Steu­er­hin­ter­zie­hung und Umsatz­steu­er­vor­anmel­dung

Bei der Hin­ter­zie­hung von Umsatz­steu­ern bemisst sich, wie der Bun­des­ge­richts­hof jetzt fest­ge­stellt hat, der Umfang der ver­kürz­ten Steu­ern oder erlang­ten Steu­er­vor­tei­le auch dann nach deren Nomi­nal­be­trag, wenn die Tat­hand­lung in der pflicht­wid­ri­gen Nicht­ab­ga­be oder der Abga­be einer unrich­ti­gen Umsatz­steu­er­vor­anmel­dung im Sin­ne von § 18 Abs. 1 UStG liegt. Der Umstand, dass in sol­chen Fäl­len im Hin­blick auf die Ver­pflich­tung zur Abga­be einer Umsatz­steu­er­jah­res­er­klä­rung (§ 18 Abs. 3 UStG) zunächst nur eine Steu­er­hin­ter­zie­hung „auf Zeit“ gege­ben ist, führt nicht dazu, dass der tat­be­stands­mä­ßi­ge Erfolg ledig­lich in der Höhe der Hin­ter­zie­hungs­zin­sen zu erbli­cken wäre.

Steu­er­hin­ter­zie­hung und Umsatz­steu­er­vor­anmel­dung

Tat­be­stand­li­cher Erfolg einer Steu­er­hin­ter­zie­hung ist gemäß § 370 Abs. 1 AO die Steu­er­ver­kür­zung bzw. die Erlan­gung nicht gerecht­fer­tig­ter Steu­er­vor­tei­le. Der Umfang der ver­kürz­ten Steu­ern oder erlang­ten Steu­er­vor­tei­le bemisst sich dabei nach deren Nomi­nal­be­trag; denn die Steu­er­hin­ter­zie­hung bezieht sich auf die Steu­ern und Steu­er­vor­tei­le, nicht auf die Hin­ter­zie­hungs­zin­sen. Dies gilt bei der Hin­ter­zie­hung von Umsatz­steu­ern auch dann, wenn die Tat­hand­lung in der pflicht­wid­ri­gen Nicht­ab­ga­be oder der Abga­be einer unrich­ti­gen Umsatz­steu­er­vor­anmel­dung besteht. Der Umstand, dass der Unter­neh­mer nicht nur Umsatz­steu­er­vor­anmel­dun­gen, son­dern für jedes Kalen­der­jahr auch eine Umsatz­steu­er­jah­res­er­klä­rung abzu­ge­ben hat, führt nach Ansicht des BGH zu kei­nem ande­ren Ergeb­nis.

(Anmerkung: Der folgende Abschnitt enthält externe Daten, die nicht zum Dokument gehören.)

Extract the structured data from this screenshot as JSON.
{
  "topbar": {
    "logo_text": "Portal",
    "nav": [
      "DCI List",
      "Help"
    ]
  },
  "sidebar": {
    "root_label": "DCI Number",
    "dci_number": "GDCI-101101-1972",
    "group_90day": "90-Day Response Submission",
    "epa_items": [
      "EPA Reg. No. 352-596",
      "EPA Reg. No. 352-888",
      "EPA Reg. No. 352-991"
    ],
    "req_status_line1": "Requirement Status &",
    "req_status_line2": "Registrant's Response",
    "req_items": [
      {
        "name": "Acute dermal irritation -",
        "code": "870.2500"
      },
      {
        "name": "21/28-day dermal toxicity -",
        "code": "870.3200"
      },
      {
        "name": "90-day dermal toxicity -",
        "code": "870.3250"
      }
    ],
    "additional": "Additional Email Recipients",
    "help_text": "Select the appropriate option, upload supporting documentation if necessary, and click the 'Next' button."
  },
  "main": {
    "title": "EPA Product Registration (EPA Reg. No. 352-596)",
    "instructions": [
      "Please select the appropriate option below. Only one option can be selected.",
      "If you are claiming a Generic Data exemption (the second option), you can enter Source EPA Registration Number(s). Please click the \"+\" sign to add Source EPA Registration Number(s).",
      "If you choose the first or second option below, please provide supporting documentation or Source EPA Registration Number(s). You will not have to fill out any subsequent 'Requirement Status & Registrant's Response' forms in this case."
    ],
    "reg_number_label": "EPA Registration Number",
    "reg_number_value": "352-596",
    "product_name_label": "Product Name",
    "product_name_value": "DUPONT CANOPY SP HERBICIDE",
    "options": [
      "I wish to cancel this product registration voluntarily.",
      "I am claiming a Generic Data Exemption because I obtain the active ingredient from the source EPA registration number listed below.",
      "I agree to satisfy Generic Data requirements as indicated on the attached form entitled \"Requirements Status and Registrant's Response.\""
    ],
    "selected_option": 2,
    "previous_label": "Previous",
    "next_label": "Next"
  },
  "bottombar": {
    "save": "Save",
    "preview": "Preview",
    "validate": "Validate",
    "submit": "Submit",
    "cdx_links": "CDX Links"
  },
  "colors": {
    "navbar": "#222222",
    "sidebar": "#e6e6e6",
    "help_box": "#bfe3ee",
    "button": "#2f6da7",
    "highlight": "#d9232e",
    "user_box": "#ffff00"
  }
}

Nach § 18 Abs. 1 UStG ist der Unter­neh­mer ver­pflich­tet, bis zum 10. Tag nach Ablauf jedes Vor­anmel­dungs­zeit­rau­mes eine Umsatz­steu­er­vor­anmel­dung abzu­ge­ben. Vor­anmel­dungs­zeit­raum ist dabei das Kalen­der­vier­tel­jahr (§ 18 Abs. 2 Satz 1 UStG), unter den Vor­aus­set­zun­gen des § 18 Abs. 2 Satz 2 UStG der Kalen­der­mo­nat. In der Umsatz­steu­er­vor­anmel­dung hat der Unter­neh­mer die geschul­de­te Steu­er selbst zu berech­nen (§ 18 Abs. 1 Satz 1 UStG), eine sich dar­aus erge­ben­de Vor­aus­zah­lung ist nach § 18 Abs. 1 Satz 3 UStG am 10. Tag nach Ablauf des Vor­anmel­dungs­zeit­raums fäl­lig.
Nach Ablauf des Kalen­der­jah­res hat der Unter­neh­mer gemäß § 18 Abs. 3 Satz 1 UStG eine Umsatz­steu­er­jah­res­er­klä­rung abzu­ge­ben, in der er die zu ent­rich­ten­de Steu­er oder einen sich zu sei­nen Guns­ten erge­ben­den Über­schuss selbst zu berech­nen hat. Auf­grund der Jah­res­er­klä­rung wird die Steu­er für das Kalen­der­jahr als Besteue­rungs­zeit­raum (§ 16 Abs. 1 Satz 2 UStG) erst­mals fest­ge­setzt 1. Die Umsatz­steu­er­jah­res­er­klä­rung ist grund­sätz­lich bis zum 31. Mai des auf das jewei­li­ge Ver­an­la­gungs­jahr fol­gen­den Jah­res ab-zuge­ben (§ 149 Abs. 2 Satz 1 AO). Soweit sich auf der Grund­la­ge der Jah­res­er­klä­rung abwei­chend zu den Vor­anmel­dun­gen ein Unter­schieds­be­trag zu Guns­ten des Finanz­amts ergibt, ist die­ser nach § 18 Abs. 4 Satz 1 UStG einen Monat nach Ein­gang der Steu­er­an­mel­dung fäl­lig. Die Fäl­lig­keit rück­stän­di­ger Umsatz­steu­er­vor­aus­zah­lun­gen nach § 18 Abs. 1 Satz 3 UStG wird dadurch nicht berührt (§ 18 Abs. 4 Satz 3 UStG).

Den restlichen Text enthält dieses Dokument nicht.